Yeah the immediate exploit I thought of was three party members in a line but they can’t quite reach the walls. So half the orcs run around them, allowing for sneak attack from the others.
On second thought, it’s more likely the party rogue who does an end run – but it’s the same tactic.
Fixing it does make combat a lot more complicated. And a lot more static – 3rd edition combats tended to end up in two lines.
“Closing provokes” was never a thing in 3rd though. It only provoked if you had more than 5 foot reach, so closing meant you were leaving the square 10 feet away that was threatened.
I don’t remember if push/pull provoked – those things were introduced in splatbooks, so I doubt they were playtested all that well. Integrating all the maneuvers in 5th was a good move (as it were).

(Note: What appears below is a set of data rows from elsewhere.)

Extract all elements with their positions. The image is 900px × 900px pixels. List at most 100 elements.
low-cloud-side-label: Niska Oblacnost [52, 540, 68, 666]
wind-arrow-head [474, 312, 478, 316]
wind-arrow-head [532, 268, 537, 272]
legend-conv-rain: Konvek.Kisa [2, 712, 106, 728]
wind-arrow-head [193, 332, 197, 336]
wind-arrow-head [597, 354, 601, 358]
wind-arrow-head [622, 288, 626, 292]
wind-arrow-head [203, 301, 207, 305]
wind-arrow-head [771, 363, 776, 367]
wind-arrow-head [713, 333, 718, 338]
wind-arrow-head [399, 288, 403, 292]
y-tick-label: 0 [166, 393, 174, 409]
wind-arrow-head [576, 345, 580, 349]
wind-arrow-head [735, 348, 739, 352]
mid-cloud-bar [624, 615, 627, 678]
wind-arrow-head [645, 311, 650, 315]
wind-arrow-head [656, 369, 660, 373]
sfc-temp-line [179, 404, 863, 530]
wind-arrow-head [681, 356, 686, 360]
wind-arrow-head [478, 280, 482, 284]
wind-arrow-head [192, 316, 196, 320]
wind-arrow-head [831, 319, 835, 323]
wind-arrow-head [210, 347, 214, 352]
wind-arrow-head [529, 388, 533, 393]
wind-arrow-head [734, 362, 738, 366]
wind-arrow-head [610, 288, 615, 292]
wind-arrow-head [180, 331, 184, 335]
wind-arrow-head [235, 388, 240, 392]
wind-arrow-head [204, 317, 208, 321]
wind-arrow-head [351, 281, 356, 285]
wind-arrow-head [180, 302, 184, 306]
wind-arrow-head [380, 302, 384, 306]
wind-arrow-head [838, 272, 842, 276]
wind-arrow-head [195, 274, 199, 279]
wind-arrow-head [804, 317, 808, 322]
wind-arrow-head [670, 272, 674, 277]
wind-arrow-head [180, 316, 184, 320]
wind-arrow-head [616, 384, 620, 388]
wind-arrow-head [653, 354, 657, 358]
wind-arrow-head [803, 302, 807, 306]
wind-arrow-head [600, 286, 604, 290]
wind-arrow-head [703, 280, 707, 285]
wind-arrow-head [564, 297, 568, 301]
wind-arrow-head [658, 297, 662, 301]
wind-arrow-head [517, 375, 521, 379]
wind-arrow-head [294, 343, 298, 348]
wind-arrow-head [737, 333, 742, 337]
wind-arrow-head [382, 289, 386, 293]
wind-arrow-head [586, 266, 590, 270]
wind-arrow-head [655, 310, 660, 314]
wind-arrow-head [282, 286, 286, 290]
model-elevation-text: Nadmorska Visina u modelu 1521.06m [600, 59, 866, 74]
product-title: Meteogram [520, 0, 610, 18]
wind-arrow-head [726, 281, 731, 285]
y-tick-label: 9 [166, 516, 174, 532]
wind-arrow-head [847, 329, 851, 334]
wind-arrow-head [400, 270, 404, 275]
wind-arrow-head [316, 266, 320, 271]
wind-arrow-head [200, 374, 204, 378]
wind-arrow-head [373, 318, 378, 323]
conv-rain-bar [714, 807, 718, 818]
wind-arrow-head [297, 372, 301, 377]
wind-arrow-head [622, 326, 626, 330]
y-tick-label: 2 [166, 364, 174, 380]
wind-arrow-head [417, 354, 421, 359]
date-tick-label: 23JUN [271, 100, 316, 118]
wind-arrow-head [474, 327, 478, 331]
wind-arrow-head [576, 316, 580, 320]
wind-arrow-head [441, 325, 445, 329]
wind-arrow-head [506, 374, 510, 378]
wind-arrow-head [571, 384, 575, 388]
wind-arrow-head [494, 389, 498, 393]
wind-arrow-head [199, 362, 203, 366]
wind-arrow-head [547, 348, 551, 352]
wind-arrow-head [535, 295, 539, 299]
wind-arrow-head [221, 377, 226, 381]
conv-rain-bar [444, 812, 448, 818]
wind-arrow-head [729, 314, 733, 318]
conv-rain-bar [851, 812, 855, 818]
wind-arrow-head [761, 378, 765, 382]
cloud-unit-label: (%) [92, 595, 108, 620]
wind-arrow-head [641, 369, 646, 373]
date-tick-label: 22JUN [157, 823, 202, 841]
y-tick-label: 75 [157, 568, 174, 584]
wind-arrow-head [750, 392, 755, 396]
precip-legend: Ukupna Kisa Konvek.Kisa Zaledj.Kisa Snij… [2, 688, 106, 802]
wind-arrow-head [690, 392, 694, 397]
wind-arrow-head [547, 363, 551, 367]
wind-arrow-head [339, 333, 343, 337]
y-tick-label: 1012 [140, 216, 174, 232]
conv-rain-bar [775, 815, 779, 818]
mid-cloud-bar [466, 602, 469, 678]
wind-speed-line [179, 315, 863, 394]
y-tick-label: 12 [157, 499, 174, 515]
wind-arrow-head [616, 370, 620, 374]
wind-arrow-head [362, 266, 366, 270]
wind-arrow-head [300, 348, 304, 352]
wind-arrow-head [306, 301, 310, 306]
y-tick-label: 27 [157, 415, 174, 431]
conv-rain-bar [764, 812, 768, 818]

This was my reaction to entering D&D – “why is this more complex than most people’s jobs, scratch that, careers? You know there are computers and game engines to deal with all this?” Getting people to play D&D isn’t like asking someone to play tennis. It’s like asking someone to learn a new language and history to become the manager of a small business in a foreign country – “it’s fun once you know what you’re doing!” :P
Saying that, I love working it all out – coming up with ways to maximise damage or optimise situations. I think it sometimes comes across as trying to “get away with stuff” and the DM says things like “fine but if you’re going to claim these hokey things then the enemies can do BS things to you too”. But I’m not, I just want to make the best of what we have within the rules – not bend the rules.
Pretty much all of my (few) D&D friends did arty subjects at university. Creative writing, English literature, sociology, floristry. Makes me wonder what potential they had in science and engineering. But science and engineering is so boring in practice. But most of them have ended up working in shops or admin, and one English teacher. But maybe then having more analytical complexity at work would mean less brain availability for complexity in hobbies! It’s the creative bits of D&D that really stymie me, when I actually have to roleplay instead of just making decisions and problem solving.
Yeah, we just skipped those kind of rules in favour of letting the DM decide what seems realistic enough, and then arguing for ages about why their decisions made no sense, and finding that we should have been more clear about who was doing what and where because I thought I was gonna be able to jump on the table this turn but the DM says I’ll need one turn move away from the table and another for a running leap, during which I’ll be defenseless, and then I realize if that was so I would not have positioned myself right next to that stupid table but now it’s too late and I’m getting swarmed here.
It’s kind of a minefield. I sometimes tried to navigate that by telling the DM beforehand what my plan was, but at least one of the DMs I played with loved to use that knowledge to foil my plans and make me look like an idiot.